Avant toute démolition, un repérage des réseaux encastrés s’impose. Dans les immeubles anciens, les plans d’origine sont rarement fiables. Un détecteur de métaux et de câbles sous tension permet d’identifier les passages encastrés. Pour les conduites de gaz, la coupure préalable au compteur est une précaution de sécurité élémentaire.
- Couper l’alimentation électrique du circuit concerné au tableau et vérifier l’absence de tension avec un testeur
- Identifier les canalisations d’eau et prévoir leur dérivation avant la démolition
- Repérer les gaines de ventilation mécanique contrôlée (VMC) qui traversent parfois les cloisons entre pièces humides et pièces sèches
Supprimer une gaine VMC sans la rerouter compromet la ventilation réglementaire du logement. Ce point est souvent négligé lors de la suppression de cloisons entre cuisine et salon.
Gestion des déchets de démolition en 2026
La réglementation relative aux déchets du bâtiment s’est durcie ces dernières années. Le tri à la source des déchets de chantier est obligatoire, y compris pour les particuliers qui réalisent eux-mêmes leurs travaux. Les matériaux issus de la démolition d’une cloison (plâtre, briques, carreaux) doivent être séparés et acheminés vers une déchetterie ou un point de collecte acceptant les déchets du bâtiment.

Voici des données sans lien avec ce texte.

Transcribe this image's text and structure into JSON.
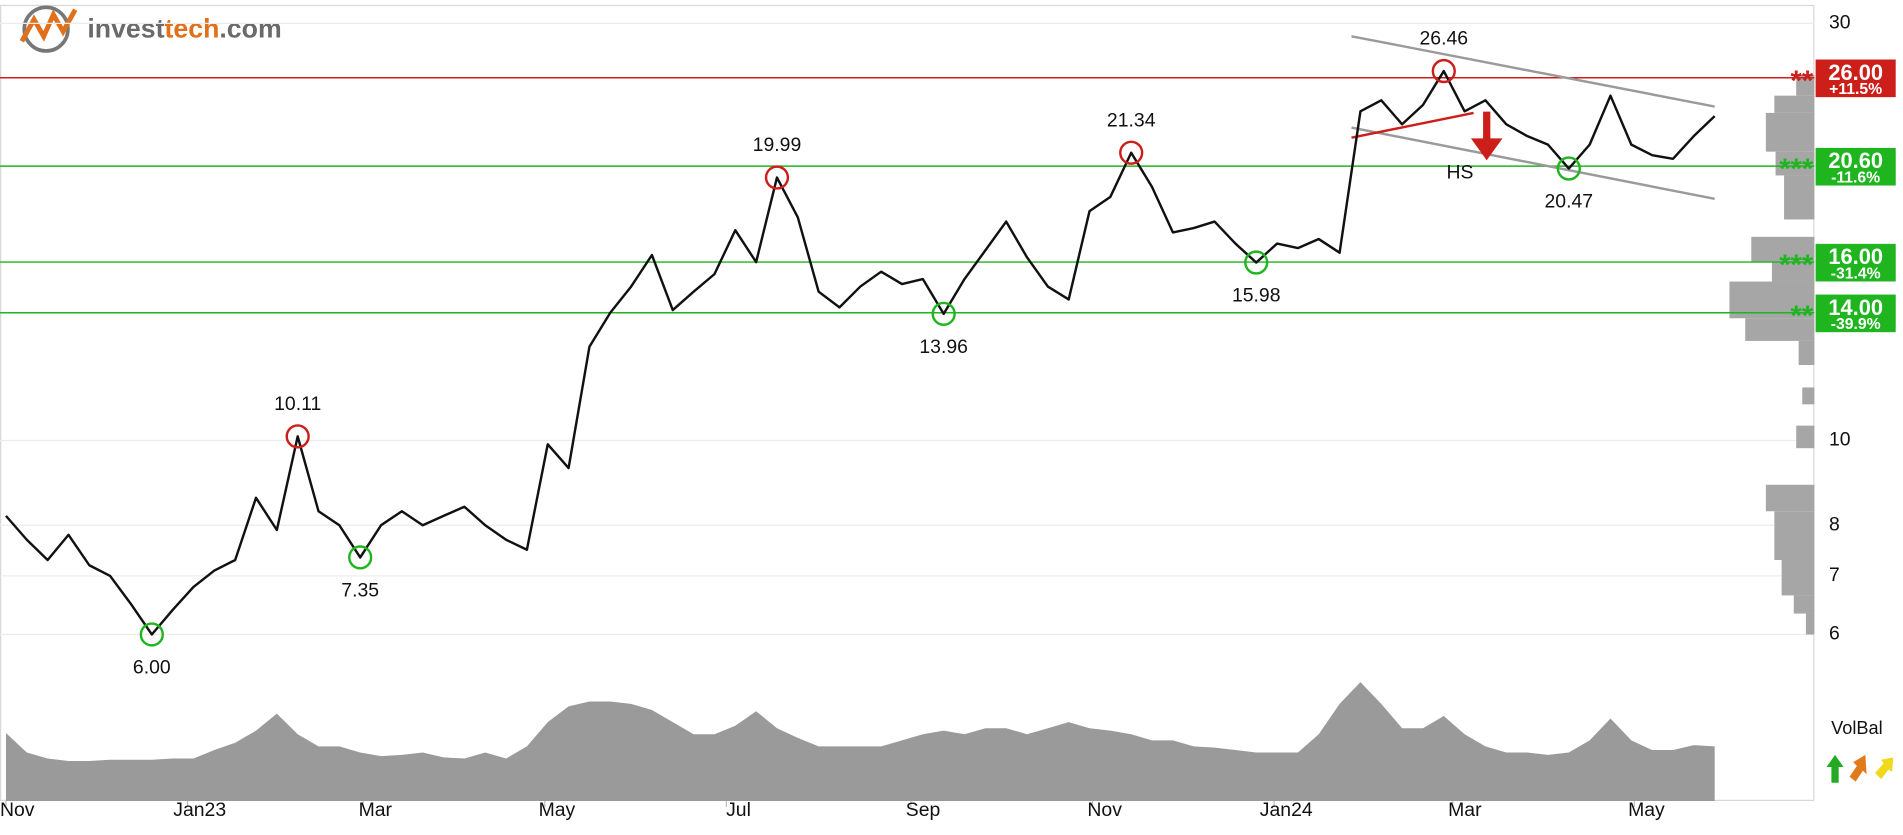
{
  "brand": [
    "invest",
    "tech",
    ".com"
  ],
  "chart_data": {
    "type": "line",
    "log_scale": true,
    "grid": true,
    "color": "#111111",
    "xlim": [
      -2,
      607.5
    ],
    "ylim": [
      5.5,
      31.4
    ],
    "yticks": [
      6,
      7,
      8,
      10,
      30
    ],
    "xticks": [
      {
        "value": 0,
        "label": "Nov"
      },
      {
        "value": 61,
        "label": "Jan23"
      },
      {
        "value": 120,
        "label": "Mar"
      },
      {
        "value": 181,
        "label": "May"
      },
      {
        "value": 242,
        "label": "Jul"
      },
      {
        "value": 304,
        "label": "Sep"
      },
      {
        "value": 365,
        "label": "Nov"
      },
      {
        "value": 426,
        "label": "Jan24"
      },
      {
        "value": 486,
        "label": "Mar"
      },
      {
        "value": 547,
        "label": "May"
      }
    ],
    "x": [
      0,
      7,
      14,
      21,
      28,
      35,
      42,
      49,
      56,
      63,
      70,
      77,
      84,
      91,
      98,
      105,
      112,
      119,
      126,
      133,
      140,
      147,
      154,
      161,
      168,
      175,
      182,
      189,
      196,
      203,
      210,
      217,
      224,
      231,
      238,
      245,
      252,
      259,
      266,
      273,
      280,
      287,
      294,
      301,
      308,
      315,
      322,
      329,
      336,
      343,
      350,
      357,
      364,
      371,
      378,
      385,
      392,
      399,
      406,
      413,
      420,
      427,
      434,
      441,
      448,
      455,
      462,
      469,
      476,
      483,
      490,
      497,
      504,
      511,
      518,
      525,
      532,
      539,
      546,
      553,
      560,
      567,
      574
    ],
    "values": [
      8.2,
      7.7,
      7.3,
      7.8,
      7.2,
      7.0,
      6.5,
      6.0,
      6.4,
      6.8,
      7.1,
      7.3,
      8.6,
      7.9,
      10.11,
      8.3,
      8.0,
      7.35,
      8.0,
      8.3,
      8.0,
      8.2,
      8.4,
      8.0,
      7.7,
      7.5,
      9.9,
      9.3,
      12.8,
      14.0,
      15.0,
      16.3,
      14.1,
      14.8,
      15.5,
      17.4,
      16.0,
      19.99,
      18.0,
      14.8,
      14.2,
      15.0,
      15.6,
      15.1,
      15.3,
      13.96,
      15.3,
      16.5,
      17.8,
      16.2,
      15.0,
      14.5,
      18.3,
      19.0,
      21.34,
      19.5,
      17.3,
      17.5,
      17.8,
      16.8,
      15.98,
      16.8,
      16.6,
      17.0,
      16.4,
      23.8,
      24.5,
      23.0,
      24.2,
      26.46,
      23.8,
      24.5,
      23.0,
      22.3,
      21.8,
      20.47,
      21.8,
      24.8,
      21.8,
      21.2,
      21.0,
      22.3,
      23.5
    ],
    "volume": {
      "color": "#9a9a9a",
      "values": [
        56,
        40,
        35,
        33,
        33,
        34,
        34,
        34,
        35,
        35,
        42,
        48,
        58,
        72,
        55,
        45,
        45,
        40,
        37,
        38,
        40,
        36,
        35,
        40,
        35,
        45,
        65,
        78,
        82,
        82,
        80,
        75,
        65,
        55,
        55,
        62,
        74,
        60,
        52,
        45,
        45,
        45,
        45,
        50,
        55,
        58,
        55,
        60,
        60,
        55,
        60,
        65,
        60,
        58,
        55,
        50,
        50,
        45,
        44,
        42,
        40,
        40,
        40,
        55,
        80,
        98,
        80,
        60,
        60,
        70,
        55,
        45,
        40,
        40,
        38,
        40,
        50,
        68,
        50,
        42,
        42,
        46,
        45
      ]
    },
    "volume_label": "VolBal",
    "volume_profile": {
      "color": "#a6a6a6",
      "bins": [
        6.0,
        6.34,
        6.65,
        7.3,
        8.3,
        8.9,
        9.8,
        10.4,
        11.0,
        11.5,
        12.2,
        13.0,
        13.8,
        15.2,
        16.0,
        17.1,
        17.9,
        20.1,
        21.4,
        23.7,
        24.8,
        26.2
      ],
      "counts": [
        7,
        17,
        27,
        33,
        40,
        0,
        15,
        0,
        10,
        0,
        13,
        57,
        70,
        35,
        52,
        0,
        25,
        32,
        40,
        33,
        15
      ]
    },
    "annotations": [
      {
        "type": "low",
        "x": 49,
        "value": 6.0,
        "label": "6.00"
      },
      {
        "type": "high",
        "x": 98,
        "value": 10.11,
        "label": "10.11"
      },
      {
        "type": "low",
        "x": 119,
        "value": 7.35,
        "label": "7.35"
      },
      {
        "type": "high",
        "x": 259,
        "value": 19.99,
        "label": "19.99"
      },
      {
        "type": "low",
        "x": 315,
        "value": 13.96,
        "label": "13.96"
      },
      {
        "type": "high",
        "x": 378,
        "value": 21.34,
        "label": "21.34"
      },
      {
        "type": "low",
        "x": 420,
        "value": 15.98,
        "label": "15.98"
      },
      {
        "type": "high",
        "x": 483,
        "value": 26.46,
        "label": "26.46"
      },
      {
        "type": "low",
        "x": 525,
        "value": 20.47,
        "label": "20.47"
      }
    ],
    "levels": [
      {
        "value": 26,
        "label": "26.00",
        "change": "+11.5%",
        "stars": "**",
        "color": "#cc1f1a"
      },
      {
        "value": 20.6,
        "label": "20.60",
        "change": "-11.6%",
        "stars": "***",
        "color": "#1fb51f"
      },
      {
        "value": 16,
        "label": "16.00",
        "change": "-31.4%",
        "stars": "***",
        "color": "#1fb51f"
      },
      {
        "value": 14,
        "label": "14.00",
        "change": "-39.9%",
        "stars": "**",
        "color": "#1fb51f"
      }
    ],
    "trend_lines": [
      {
        "x": [
          452,
          574
        ],
        "values": [
          29.0,
          24.1
        ],
        "color": "#9a9a9a"
      },
      {
        "x": [
          452,
          574
        ],
        "values": [
          22.8,
          18.9
        ],
        "color": "#9a9a9a"
      },
      {
        "x": [
          452,
          493
        ],
        "values": [
          22.2,
          23.7
        ],
        "color": "#cc1f1a"
      }
    ],
    "pattern_label": "HS"
  }
}
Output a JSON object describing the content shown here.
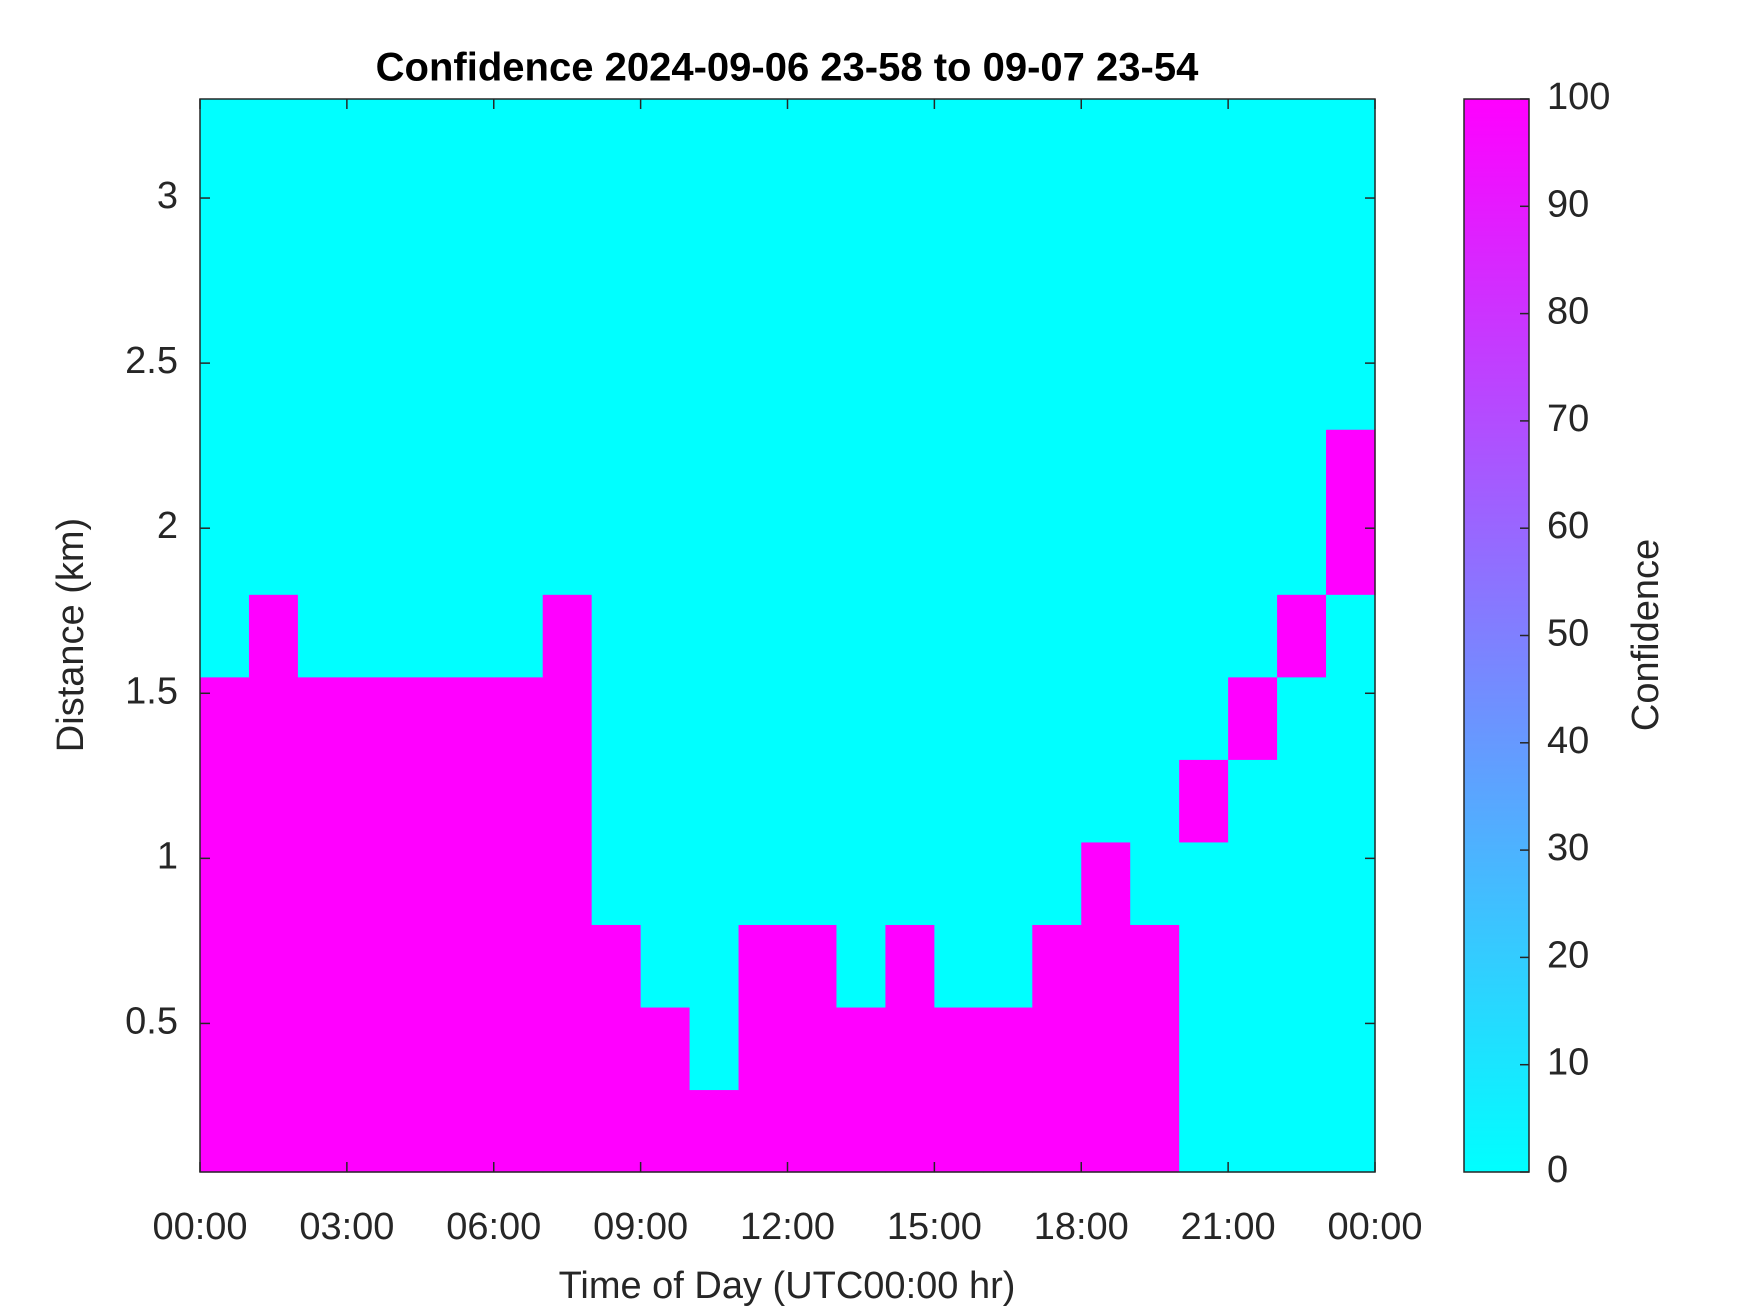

Le plâtre, en particulier, ne se mélange pas aux gravats inertes. Les déchets de plâtre suivent une filière de recyclage distincte et doivent être déposés dans des bennes séparées. Jeter des carreaux de plâtre dans une benne à gravats classiques expose à un refus de collecte.
Pour les chantiers réalisés par un professionnel, la traçabilité des déchets est documentée via un bordereau de suivi. Cette obligation ne concerne pas directement le particulier qui fait lui-même ses travaux, mais elle s’applique dès qu’une entreprise intervient.
Casser un mur non porteur reste le chantier de rénovation le plus accessible sur le plan structurel. Le vrai piège réglementaire ne se situe pas dans la résistance du mur, mais dans son statut juridique en copropriété, sa position par rapport à la façade et les réseaux qu’il dissimule. Trois vérifications rapides, trois sources de blocage évitées.